Título: 'Ele lá tem que botar a cabeça no lugar'
Autor: Adauri Antunes Barbosa
Fonte: O Globo, 31/03/2006, O País, p. 9

Caseiro vira herói em ato anti-Lula

SÃO PAULO. Um ato de desagravo ao caseiro Francenildo dos Santos Costa - que acabou provocando a demissão de Antonio Palocci do Ministério da Fazenda - transformou-se ontem, na sede da OAB, em grande manifestação de oposição ao governo. Alguns chegaram a defender o impeachment do presidente Luiz Inácio Lula da Silva. Promovido pelo movimento "Da indignação à ação", coordenado pelo jurista Miguel Reale Júnior, ministro da Justiça no governo Fernando Henrique, o ato teve a participação de juristas e parlamentares.

O deputado Rafael Guerra (PSDB-MG) disse que, além de a quebra do sigilo ser fato gravíssimo, há indícios de que foi tramada no Palácio do Planalto, onde o então ministro Palocci despachou por 15 dias. Por isso, segundo ele, não há como o governo e o presidente alegarem desconhecimento do fato.

- O caso Watergate derrubou o presidente dos EUA, mas isso aqui é muito mais grave. Aqui houve invasão de privacidade, quebra de sigilo e divulgação do sigilo. É um desrespeito total às leis e à Constituição - disse Guerra, referindo-se ao episódio que derrubou Richard Nixon da presidência dos Estados Unidos, em agosto de 1974.

De acordo com Miguel Reale Jr., o passo em direção a um pedido de impedimento é a formação de uma comissão de juristas e parlamentares para acompanhar as investigações.

- Vamos esperar que essa comissão levante todos os dados para que haja a promoção efetiva desse pedido. Não vamos fazer açodadamente, mas quando houver elementos de provas. Sem dúvida, se o presidente da República participou da quebra do sigilo, isso é crime de responsabilidade - disse.

O deputado Fernando Gabeira (PV-RJ), que pagou uma das duas passagens de Francenildo e de seu advogado, Wlício Nascimento (a segunda foi paga por advogados e juristas), disse considerar a hipótese do impeachment e também citou Watergate:

- Se alguma coisa foi tramada no Planalto, é muito mais grave que Watergate. É um crime que precisa ter uma resposta legal e política.

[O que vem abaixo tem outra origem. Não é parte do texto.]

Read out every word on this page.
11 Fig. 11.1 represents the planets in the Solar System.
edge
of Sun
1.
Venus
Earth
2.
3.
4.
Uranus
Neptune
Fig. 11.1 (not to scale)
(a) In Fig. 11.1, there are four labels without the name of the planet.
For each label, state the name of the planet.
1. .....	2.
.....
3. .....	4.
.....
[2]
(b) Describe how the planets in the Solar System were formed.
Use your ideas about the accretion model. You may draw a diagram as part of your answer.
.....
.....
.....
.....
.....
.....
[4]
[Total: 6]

Aparentando tranqüilidade no clima de assembléia estudantil, Francenildo foi festejado como herói.

- Hoje agradeço à minha mãe e reconheço as pisas que ela me deu. Por isso toquei o barco e chutei o balde. Agora ele lá (Lula) tem que botar a cabeça no lugar. Apesar de ele ter idade pra ser meu pai, só está do lado dele. O único erro é que ele só está do lado dele. Eu queria dizer que eles estão sujando a bandeira do trabalhador. Isso é o que eu sinto hoje. É só isso que eu queria falar. Eu não tenho essa vocação - disse Francenildo.